A packed public meeting at St Hilda’s community centre was part of a study of Brick Lane and Spitalfields to see how the night economy affects families in the area.
London Assembly’s Unmesh Desai, who represents east London at City Hall, was on a fact-finding tour of Brick Lane last night with members of the newly-formed Spitalfields Neighbourhood Forum.
“Night-time behaviour needs to be controlled and policed,” he told the East London Advertiser on the tour.
“Clearly the local authority and the police cannot cope with a growing night-time scene.

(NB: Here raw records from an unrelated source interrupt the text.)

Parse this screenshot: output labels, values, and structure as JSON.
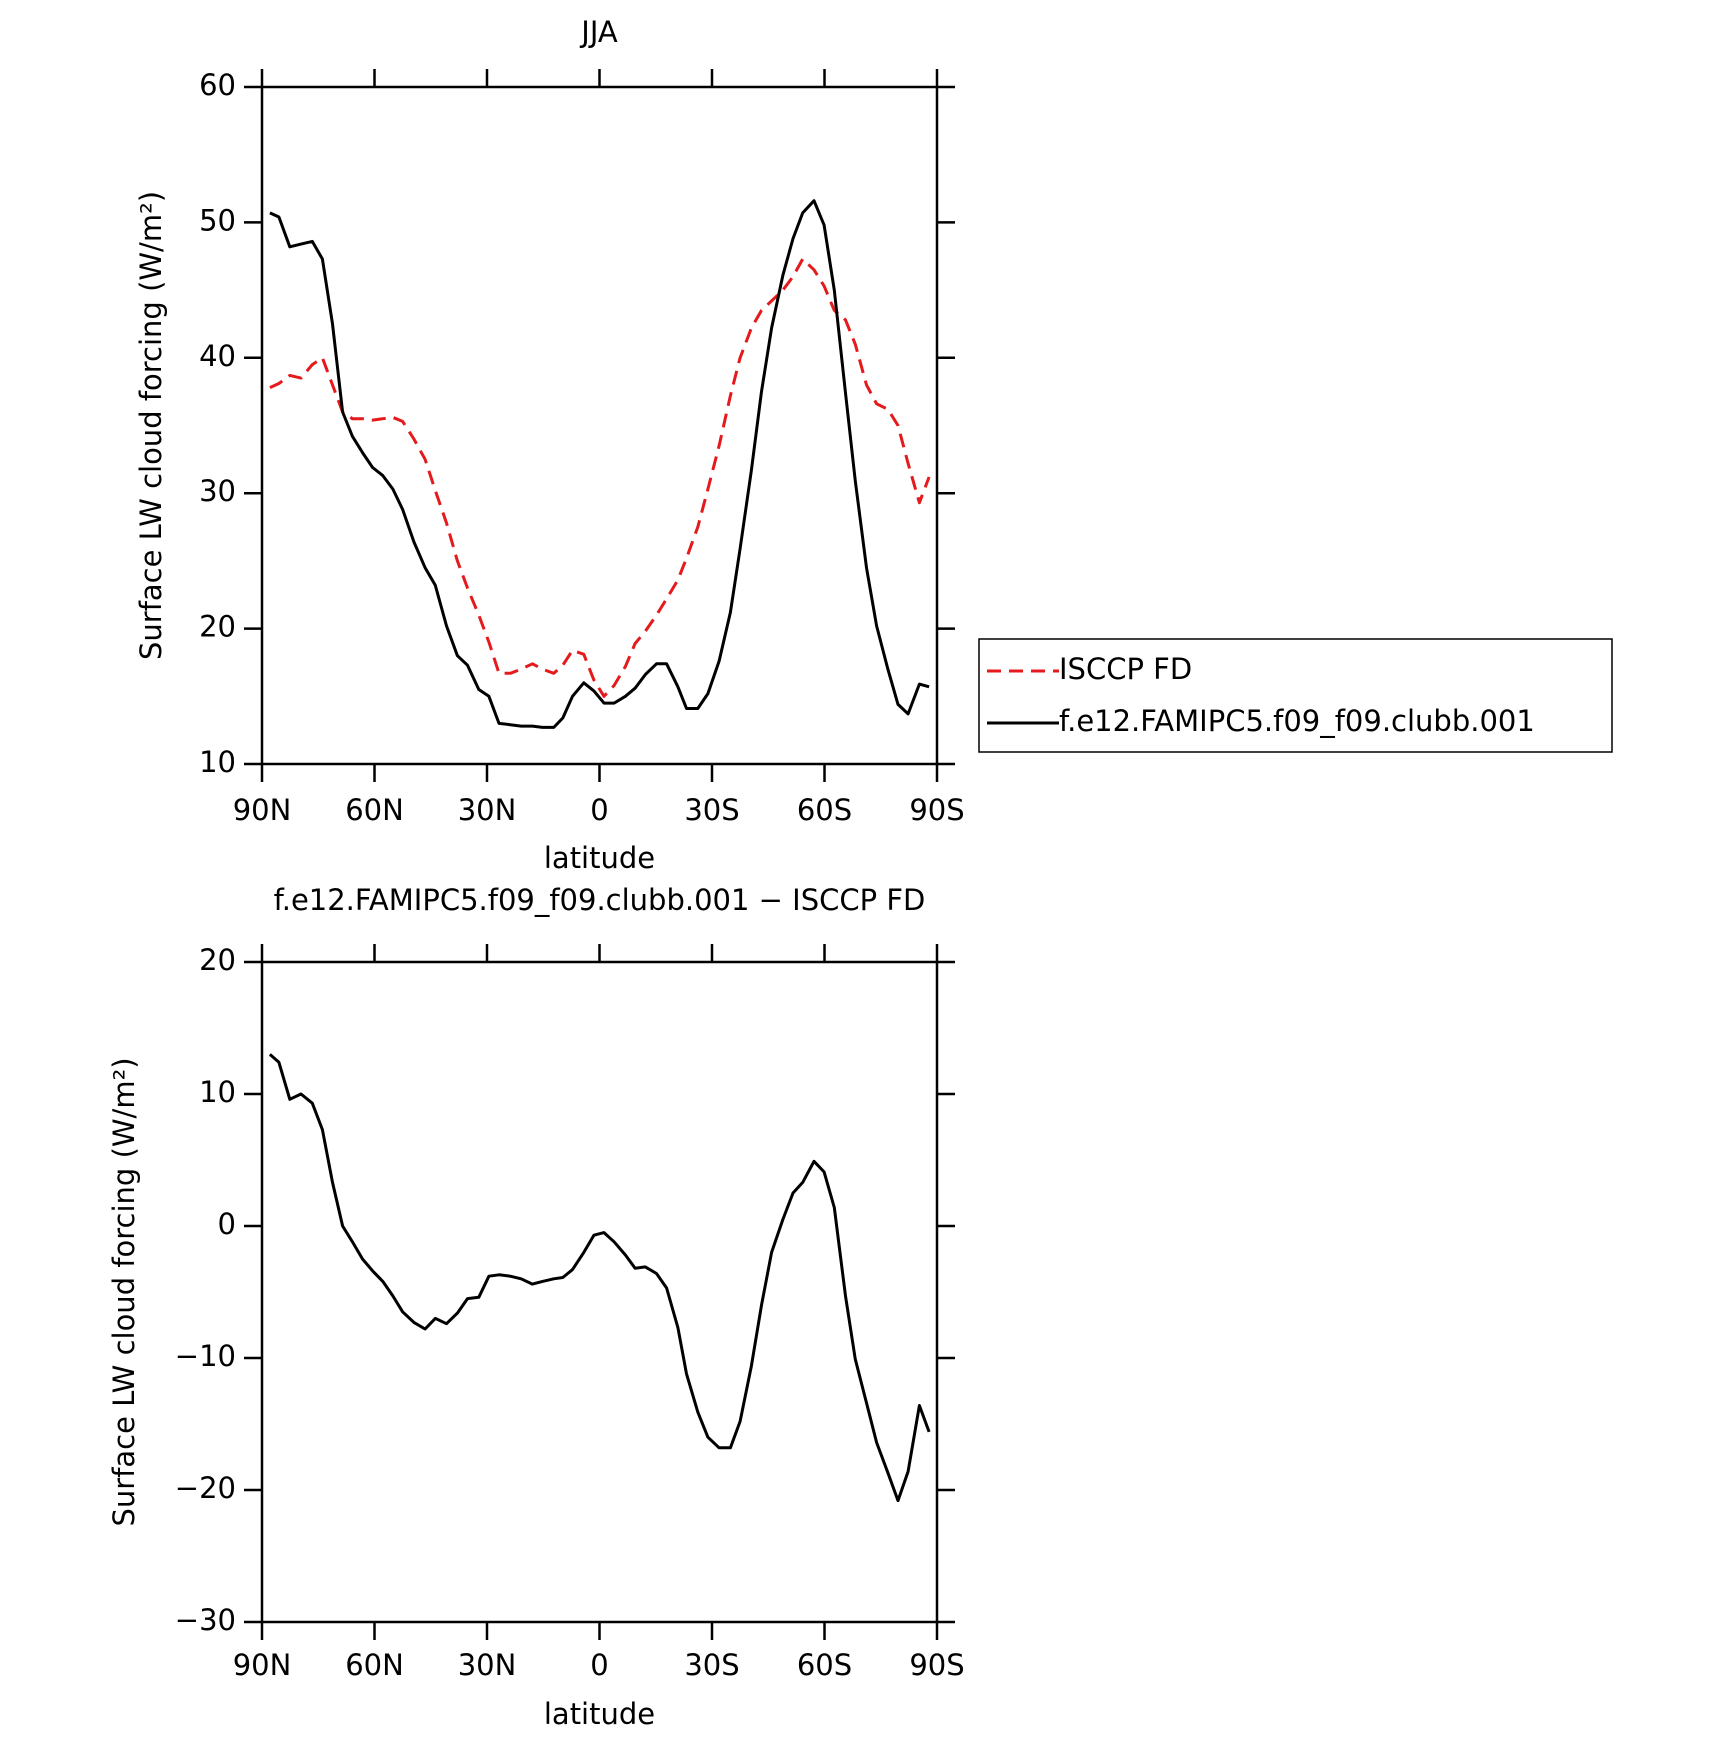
{
  "chart_data": [
    {
      "type": "line",
      "title": "JJA",
      "xlabel": "latitude",
      "ylabel": "Surface LW cloud forcing (W/m²)",
      "x": [
        87.9,
        85.5,
        82.6,
        79.6,
        76.6,
        73.9,
        71.2,
        68.5,
        65.9,
        63.2,
        60.5,
        57.8,
        55.1,
        52.5,
        49.5,
        46.5,
        43.8,
        40.8,
        37.9,
        35.2,
        32.2,
        29.5,
        26.8,
        23.8,
        20.9,
        17.9,
        15.2,
        12.2,
        9.8,
        7.2,
        4.2,
        1.5,
        -1.2,
        -3.9,
        -6.9,
        -9.5,
        -12.2,
        -15.2,
        -17.9,
        -20.9,
        -23.2,
        -26.2,
        -28.9,
        -31.9,
        -34.9,
        -37.5,
        -40.5,
        -43.2,
        -45.9,
        -48.9,
        -51.6,
        -54.2,
        -57.2,
        -59.9,
        -62.6,
        -65.6,
        -68.2,
        -71.2,
        -73.9,
        -76.9,
        -79.6,
        -82.3,
        -85.3,
        -87.9
      ],
      "series": [
        {
          "name": "ISCCP FD",
          "color": "#e41a1c",
          "dashed": true,
          "values": [
            37.8,
            38.1,
            38.7,
            38.5,
            39.5,
            40.0,
            38.0,
            36.0,
            35.5,
            35.5,
            35.4,
            35.5,
            35.6,
            35.3,
            34.0,
            32.5,
            30.2,
            27.8,
            25.0,
            23.0,
            21.0,
            19.0,
            16.7,
            16.7,
            17.0,
            17.4,
            17.0,
            16.7,
            17.3,
            18.4,
            18.1,
            16.2,
            15.0,
            15.8,
            17.2,
            18.9,
            19.8,
            21.0,
            22.2,
            23.6,
            25.2,
            27.5,
            30.3,
            33.5,
            37.2,
            40.0,
            42.2,
            43.5,
            44.2,
            45.0,
            46.0,
            47.3,
            46.5,
            45.3,
            43.5,
            42.8,
            41.0,
            38.0,
            36.6,
            36.2,
            35.0,
            32.2,
            29.3,
            31.2
          ]
        },
        {
          "name": "f.e12.FAMIPC5.f09_f09.clubb.001",
          "color": "#000000",
          "dashed": false,
          "values": [
            50.7,
            50.4,
            48.2,
            48.4,
            48.6,
            47.3,
            42.5,
            36.0,
            34.2,
            33.0,
            31.9,
            31.3,
            30.3,
            28.8,
            26.4,
            24.5,
            23.2,
            20.2,
            18.0,
            17.3,
            15.5,
            15.0,
            13.0,
            12.9,
            12.8,
            12.8,
            12.7,
            12.7,
            13.4,
            15.0,
            16.0,
            15.4,
            14.5,
            14.5,
            15.0,
            15.6,
            16.6,
            17.4,
            17.4,
            15.7,
            14.1,
            14.1,
            15.2,
            17.6,
            21.2,
            25.9,
            31.7,
            37.5,
            42.2,
            46.1,
            48.8,
            50.7,
            51.6,
            49.8,
            45.0,
            37.4,
            30.9,
            24.5,
            20.2,
            17.0,
            14.4,
            13.7,
            15.9,
            15.7
          ]
        }
      ],
      "xlim": [
        90,
        -90
      ],
      "xticks": [
        {
          "value": 90,
          "label": "90N"
        },
        {
          "value": 60,
          "label": "60N"
        },
        {
          "value": 30,
          "label": "30N"
        },
        0,
        {
          "value": -30,
          "label": "30S"
        },
        {
          "value": -60,
          "label": "60S"
        },
        {
          "value": -90,
          "label": "90S"
        }
      ],
      "ylim": [
        10,
        60
      ],
      "yticks": [
        10,
        20,
        30,
        40,
        50,
        60
      ],
      "legend": "right",
      "grid": false
    },
    {
      "type": "line",
      "title": "f.e12.FAMIPC5.f09_f09.clubb.001 − ISCCP FD",
      "xlabel": "latitude",
      "ylabel": "Surface LW cloud forcing (W/m²)",
      "x": [
        87.9,
        85.5,
        82.6,
        79.6,
        76.6,
        73.9,
        71.2,
        68.5,
        65.9,
        63.2,
        60.5,
        57.8,
        55.1,
        52.5,
        49.5,
        46.5,
        43.8,
        40.8,
        37.9,
        35.2,
        32.2,
        29.5,
        26.8,
        23.8,
        20.9,
        17.9,
        15.2,
        12.2,
        9.8,
        7.2,
        4.2,
        1.5,
        -1.2,
        -3.9,
        -6.9,
        -9.5,
        -12.2,
        -15.2,
        -17.9,
        -20.9,
        -23.2,
        -26.2,
        -28.9,
        -31.9,
        -34.9,
        -37.5,
        -40.5,
        -43.2,
        -45.9,
        -48.9,
        -51.6,
        -54.2,
        -57.2,
        -59.9,
        -62.6,
        -65.6,
        -68.2,
        -71.2,
        -73.9,
        -76.9,
        -79.6,
        -82.3,
        -85.3,
        -87.9
      ],
      "values": [
        13.0,
        12.4,
        9.6,
        10.0,
        9.3,
        7.3,
        3.3,
        0.0,
        -1.2,
        -2.5,
        -3.4,
        -4.2,
        -5.3,
        -6.5,
        -7.3,
        -7.8,
        -7.0,
        -7.4,
        -6.6,
        -5.5,
        -5.4,
        -3.8,
        -3.7,
        -3.8,
        -4.0,
        -4.4,
        -4.2,
        -4.0,
        -3.9,
        -3.3,
        -2.0,
        -0.7,
        -0.5,
        -1.2,
        -2.2,
        -3.2,
        -3.1,
        -3.6,
        -4.7,
        -7.7,
        -11.2,
        -14.1,
        -16.0,
        -16.8,
        -16.8,
        -14.8,
        -10.6,
        -6.0,
        -2.0,
        0.5,
        2.5,
        3.3,
        4.9,
        4.1,
        1.4,
        -5.3,
        -10.1,
        -13.4,
        -16.4,
        -18.7,
        -20.8,
        -18.6,
        -13.6,
        -15.6
      ],
      "color": "#000000",
      "xlim": [
        90,
        -90
      ],
      "xticks": [
        {
          "value": 90,
          "label": "90N"
        },
        {
          "value": 60,
          "label": "60N"
        },
        {
          "value": 30,
          "label": "30N"
        },
        0,
        {
          "value": -30,
          "label": "30S"
        },
        {
          "value": -60,
          "label": "60S"
        },
        {
          "value": -90,
          "label": "90S"
        }
      ],
      "ylim": [
        -30,
        20
      ],
      "yticks": [
        {
          "value": -30,
          "label": "−30"
        },
        {
          "value": -20,
          "label": "−20"
        },
        {
          "value": -10,
          "label": "−10"
        },
        0,
        10,
        20
      ],
      "grid": false
    }
  ]
}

“The Night Levy has not really been used that well - only nine local authorities have applied to use it. We’ve got to look at more ways to fund it from businesses.”
London’s night economy brings in £66million but also comes with its ‘down side’, critics point out.
“We can’t have vomiting on doorsteps,” Unmesh added. “It’s not acceptable to have urinating or throwing up on your doorstep or having to put up with noise when you’re trying to sleep.
“We are looking to see how the ‘night czar’ tackles anti-social behaviour. You can rest assured we shall be looking over her shoulder.”
Residents spoke of the area as “a great place to live” with its “buzziness, street art, clubs and culture”. But there was a need to curb bad behaviour in the street.
Cllr John Pierce, who organised last week’s meeting at St Hilda’s in Shoreditch, asked for suggestions to improve how Tower Hamlets Council controlled the nightlife.
Revellers should be allowed to stay in pubs after last orders, he was told, so crowds on the streets at closing time would be better managed.
Mayor Biggs agreed that it was vital to find balance in the night-time economy with its employment and culture so that it “shouldn’t impact negatively” on families. He wants the council to issue more penalty notices for anti-social behaviour.